Making the perfect Irish Coffee

YEARS ago, rather than a dessert I liked to finish dining out with a delicious Irish Coffee.

One doesn't see this classic much these days, but like so many memorable foods and drinks of yesteryear, Irish Coffee is making a comeback.

But this time, it's not alone as mixologists - those skilled at mixing cocktails - are coming up with many more modern options than just hot coffee, booze and cream.

But let's not dismiss a good old fashioned Irish Coffee. It might be a bit old hat to some, but when it's prepared properly and with the finest ingredients it really is in a class of its own.

The drink was created in the winter of 1945 by Joe Sheridan, chef at Foynes Port in Limerick, Ireland.

After a group of American passengers disembarked from a Pan Am flying boat on a miserable winter evening in 1943, Sheridan added Irish whiskey to the coffee to warm the passengers. One passenger asked if they were being served Brazilian coffee, Sheridan told them it was "Irish coffee."

The drink became an airport specialty. It came to the US in 1952. After drinking it at Ireland's Shannon Airport, Stanton Delaplane, a travel writer for the San Francisco Chronicle, persuaded his local bar, the Buena Vista Café, to recreate it for him.

Delaplane popularized the drink by mentioning it frequently in his travel column, which was widely read throughout the US. Today the Buena Vista Café claims to serve as many as 2,000 Irish Coffees on busy days.

The ingredients are simple: hot coffee, Irish whiskey (yes, you can also use Scotch whisky), and sugar, stirred, and topped with thick cream. The coffee is drunk through the cream. Aficionados say brown sugar has to be used.

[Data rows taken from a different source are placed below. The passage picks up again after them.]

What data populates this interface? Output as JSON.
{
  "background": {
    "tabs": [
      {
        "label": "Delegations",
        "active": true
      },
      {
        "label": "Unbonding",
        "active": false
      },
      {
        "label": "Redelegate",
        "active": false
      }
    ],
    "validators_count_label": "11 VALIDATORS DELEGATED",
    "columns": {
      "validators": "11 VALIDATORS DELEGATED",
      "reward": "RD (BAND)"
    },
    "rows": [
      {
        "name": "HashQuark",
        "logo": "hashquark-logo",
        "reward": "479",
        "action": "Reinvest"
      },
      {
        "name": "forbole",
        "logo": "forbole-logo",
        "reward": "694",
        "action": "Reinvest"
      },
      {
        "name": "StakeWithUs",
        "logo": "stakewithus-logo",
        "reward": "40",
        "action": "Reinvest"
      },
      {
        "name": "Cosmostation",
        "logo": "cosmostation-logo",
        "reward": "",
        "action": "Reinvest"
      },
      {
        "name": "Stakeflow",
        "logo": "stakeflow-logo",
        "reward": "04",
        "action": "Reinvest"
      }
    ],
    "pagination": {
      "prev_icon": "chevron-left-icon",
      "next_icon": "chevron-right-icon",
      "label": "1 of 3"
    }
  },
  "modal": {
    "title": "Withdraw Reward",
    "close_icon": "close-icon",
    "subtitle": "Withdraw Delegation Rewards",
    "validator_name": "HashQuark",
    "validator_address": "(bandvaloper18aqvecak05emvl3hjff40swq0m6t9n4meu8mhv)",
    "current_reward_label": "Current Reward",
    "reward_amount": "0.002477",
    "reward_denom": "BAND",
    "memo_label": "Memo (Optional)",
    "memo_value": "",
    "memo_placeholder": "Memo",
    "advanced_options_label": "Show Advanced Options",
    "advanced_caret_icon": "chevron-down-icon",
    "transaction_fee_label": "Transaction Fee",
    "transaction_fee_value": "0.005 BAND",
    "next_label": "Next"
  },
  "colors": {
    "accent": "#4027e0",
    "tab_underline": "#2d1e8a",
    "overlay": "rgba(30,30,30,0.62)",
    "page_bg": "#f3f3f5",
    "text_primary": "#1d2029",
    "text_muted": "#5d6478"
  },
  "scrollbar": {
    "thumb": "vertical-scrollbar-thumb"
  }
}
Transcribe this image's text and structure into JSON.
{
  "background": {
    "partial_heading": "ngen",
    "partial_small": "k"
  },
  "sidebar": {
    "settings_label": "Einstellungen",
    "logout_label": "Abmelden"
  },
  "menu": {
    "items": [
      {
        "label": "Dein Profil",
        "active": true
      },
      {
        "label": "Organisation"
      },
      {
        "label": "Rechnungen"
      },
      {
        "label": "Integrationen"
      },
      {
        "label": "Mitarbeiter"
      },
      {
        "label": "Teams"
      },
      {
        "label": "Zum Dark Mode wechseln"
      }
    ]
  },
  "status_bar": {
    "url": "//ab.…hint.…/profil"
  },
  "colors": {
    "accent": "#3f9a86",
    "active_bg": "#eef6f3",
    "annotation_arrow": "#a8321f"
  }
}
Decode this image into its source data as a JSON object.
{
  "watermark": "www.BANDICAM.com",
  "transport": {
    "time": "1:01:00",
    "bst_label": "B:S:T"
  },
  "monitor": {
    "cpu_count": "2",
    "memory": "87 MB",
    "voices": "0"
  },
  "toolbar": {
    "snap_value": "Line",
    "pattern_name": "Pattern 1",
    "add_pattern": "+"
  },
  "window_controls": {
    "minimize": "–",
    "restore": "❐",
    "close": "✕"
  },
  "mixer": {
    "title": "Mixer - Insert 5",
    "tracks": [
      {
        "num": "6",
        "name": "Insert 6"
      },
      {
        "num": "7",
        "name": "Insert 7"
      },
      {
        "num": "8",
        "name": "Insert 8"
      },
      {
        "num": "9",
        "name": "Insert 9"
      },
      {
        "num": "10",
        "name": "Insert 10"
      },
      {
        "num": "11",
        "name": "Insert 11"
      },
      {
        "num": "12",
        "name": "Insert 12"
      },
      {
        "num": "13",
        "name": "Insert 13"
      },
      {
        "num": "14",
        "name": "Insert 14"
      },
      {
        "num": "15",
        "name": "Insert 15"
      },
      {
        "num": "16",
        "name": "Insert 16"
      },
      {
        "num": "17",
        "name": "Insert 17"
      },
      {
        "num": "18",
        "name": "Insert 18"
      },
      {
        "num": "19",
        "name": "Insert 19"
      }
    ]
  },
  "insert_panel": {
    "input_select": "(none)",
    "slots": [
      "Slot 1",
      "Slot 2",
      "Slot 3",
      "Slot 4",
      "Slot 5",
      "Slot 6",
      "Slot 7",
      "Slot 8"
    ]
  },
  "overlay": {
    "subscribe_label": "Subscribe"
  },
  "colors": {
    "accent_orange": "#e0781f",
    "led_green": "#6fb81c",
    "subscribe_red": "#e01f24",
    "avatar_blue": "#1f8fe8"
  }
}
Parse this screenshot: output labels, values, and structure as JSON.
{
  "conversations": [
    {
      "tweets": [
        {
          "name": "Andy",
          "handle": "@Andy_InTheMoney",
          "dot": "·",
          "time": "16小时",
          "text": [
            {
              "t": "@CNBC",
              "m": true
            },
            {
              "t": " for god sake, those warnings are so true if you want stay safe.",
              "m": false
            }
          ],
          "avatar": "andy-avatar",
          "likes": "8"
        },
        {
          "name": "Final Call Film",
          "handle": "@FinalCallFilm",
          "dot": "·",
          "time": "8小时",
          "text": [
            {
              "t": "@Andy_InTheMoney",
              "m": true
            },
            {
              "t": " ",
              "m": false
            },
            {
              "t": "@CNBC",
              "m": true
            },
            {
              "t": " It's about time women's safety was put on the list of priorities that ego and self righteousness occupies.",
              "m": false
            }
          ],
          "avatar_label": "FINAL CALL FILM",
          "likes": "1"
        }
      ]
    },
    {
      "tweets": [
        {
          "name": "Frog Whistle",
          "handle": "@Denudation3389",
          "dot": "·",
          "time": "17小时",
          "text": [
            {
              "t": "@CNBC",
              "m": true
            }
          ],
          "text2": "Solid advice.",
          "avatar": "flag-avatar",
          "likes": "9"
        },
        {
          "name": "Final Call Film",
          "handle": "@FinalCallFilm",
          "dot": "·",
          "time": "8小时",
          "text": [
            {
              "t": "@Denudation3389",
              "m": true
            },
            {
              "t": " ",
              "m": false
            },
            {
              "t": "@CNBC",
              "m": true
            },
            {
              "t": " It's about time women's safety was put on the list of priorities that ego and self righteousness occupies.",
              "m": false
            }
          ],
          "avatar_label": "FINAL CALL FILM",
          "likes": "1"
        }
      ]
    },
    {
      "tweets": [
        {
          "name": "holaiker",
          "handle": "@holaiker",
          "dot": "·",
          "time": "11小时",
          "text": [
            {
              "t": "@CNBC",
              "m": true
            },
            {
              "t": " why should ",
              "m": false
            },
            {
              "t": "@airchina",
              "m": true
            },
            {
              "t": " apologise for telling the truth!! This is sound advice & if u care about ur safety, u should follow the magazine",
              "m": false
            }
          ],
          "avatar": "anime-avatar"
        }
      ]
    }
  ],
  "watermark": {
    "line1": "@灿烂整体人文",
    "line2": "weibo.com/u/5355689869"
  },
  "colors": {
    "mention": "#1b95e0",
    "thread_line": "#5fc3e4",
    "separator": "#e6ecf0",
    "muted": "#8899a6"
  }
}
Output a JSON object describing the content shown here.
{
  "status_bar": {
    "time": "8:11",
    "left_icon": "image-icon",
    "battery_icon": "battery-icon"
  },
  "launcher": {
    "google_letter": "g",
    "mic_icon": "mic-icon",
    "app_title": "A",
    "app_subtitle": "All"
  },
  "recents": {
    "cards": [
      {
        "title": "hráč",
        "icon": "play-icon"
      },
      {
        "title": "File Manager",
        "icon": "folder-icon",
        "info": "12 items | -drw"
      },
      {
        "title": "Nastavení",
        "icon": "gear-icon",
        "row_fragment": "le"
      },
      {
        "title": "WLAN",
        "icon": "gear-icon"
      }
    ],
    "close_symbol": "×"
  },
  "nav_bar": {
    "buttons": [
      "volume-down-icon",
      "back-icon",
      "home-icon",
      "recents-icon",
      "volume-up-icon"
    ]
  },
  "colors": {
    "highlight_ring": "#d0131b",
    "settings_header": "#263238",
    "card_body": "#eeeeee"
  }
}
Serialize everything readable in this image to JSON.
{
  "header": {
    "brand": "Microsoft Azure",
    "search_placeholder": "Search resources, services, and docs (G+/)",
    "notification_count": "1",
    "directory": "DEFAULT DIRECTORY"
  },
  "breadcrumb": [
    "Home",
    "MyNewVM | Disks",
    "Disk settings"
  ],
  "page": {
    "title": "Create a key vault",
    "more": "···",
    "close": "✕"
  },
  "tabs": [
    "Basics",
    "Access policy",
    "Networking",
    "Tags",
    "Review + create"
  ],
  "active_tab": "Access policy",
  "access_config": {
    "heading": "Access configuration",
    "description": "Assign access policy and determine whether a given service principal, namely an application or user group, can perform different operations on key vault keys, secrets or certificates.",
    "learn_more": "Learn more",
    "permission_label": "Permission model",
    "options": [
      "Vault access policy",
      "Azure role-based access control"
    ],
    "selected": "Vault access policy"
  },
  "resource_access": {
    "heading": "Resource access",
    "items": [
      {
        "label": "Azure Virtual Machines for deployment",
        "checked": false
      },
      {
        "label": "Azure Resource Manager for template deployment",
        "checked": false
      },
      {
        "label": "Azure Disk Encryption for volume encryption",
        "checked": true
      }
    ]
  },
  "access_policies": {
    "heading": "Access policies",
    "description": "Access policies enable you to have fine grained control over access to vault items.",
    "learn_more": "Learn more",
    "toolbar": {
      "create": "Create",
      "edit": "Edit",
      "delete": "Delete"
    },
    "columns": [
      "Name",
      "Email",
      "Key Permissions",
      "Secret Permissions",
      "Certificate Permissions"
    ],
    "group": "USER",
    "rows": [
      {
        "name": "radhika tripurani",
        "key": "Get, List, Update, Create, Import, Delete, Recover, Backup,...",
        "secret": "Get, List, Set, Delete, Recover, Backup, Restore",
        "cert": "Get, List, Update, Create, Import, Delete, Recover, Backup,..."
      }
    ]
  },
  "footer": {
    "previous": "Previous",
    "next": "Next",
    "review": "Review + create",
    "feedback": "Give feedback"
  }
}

The trickiest part of making an Irish Coffee is getting the cream to float on top. The secret is to ensure the coffee is very hot and the cream very cold – and, most importantly, it isn't whipped too thickly, which is easy to do with such a small amount.

The perfect Irish Coffee

Ingredients

(makes 1)

50ml cold double or whipping cream

2 Tbsp muscovado

50ml whiskey, preferably Irish

150ml-200ml freshly brewed coffee

nutmeg to top

Method

Fill a heatproof glass with hot water and leave to stand. Whip the cream until the bubbles disappear and it has just started to thicken and form ribbons underneath the whisk; it is better to err on the side of too thin at this point. Put back in the ref.

Dissolve the sugar in two tablespoons of hot water in a small pan and bring to the boil. It should go syrupy almost immediately.

Take the sugar off the heat and stir in the whiskey. Empty the glass and pour the sweetened whiskey into the bottom, then stir in the coffee. Take the cream out of the fridge, whisk once, then pour it on over the back of a spoon (this helps to stop it sinking). Grate a little nutmeg over the top and serve immediately.

The whipped cream makes the perfect cool layer to sip the hot coffee-whiskey concoction through, without mixing.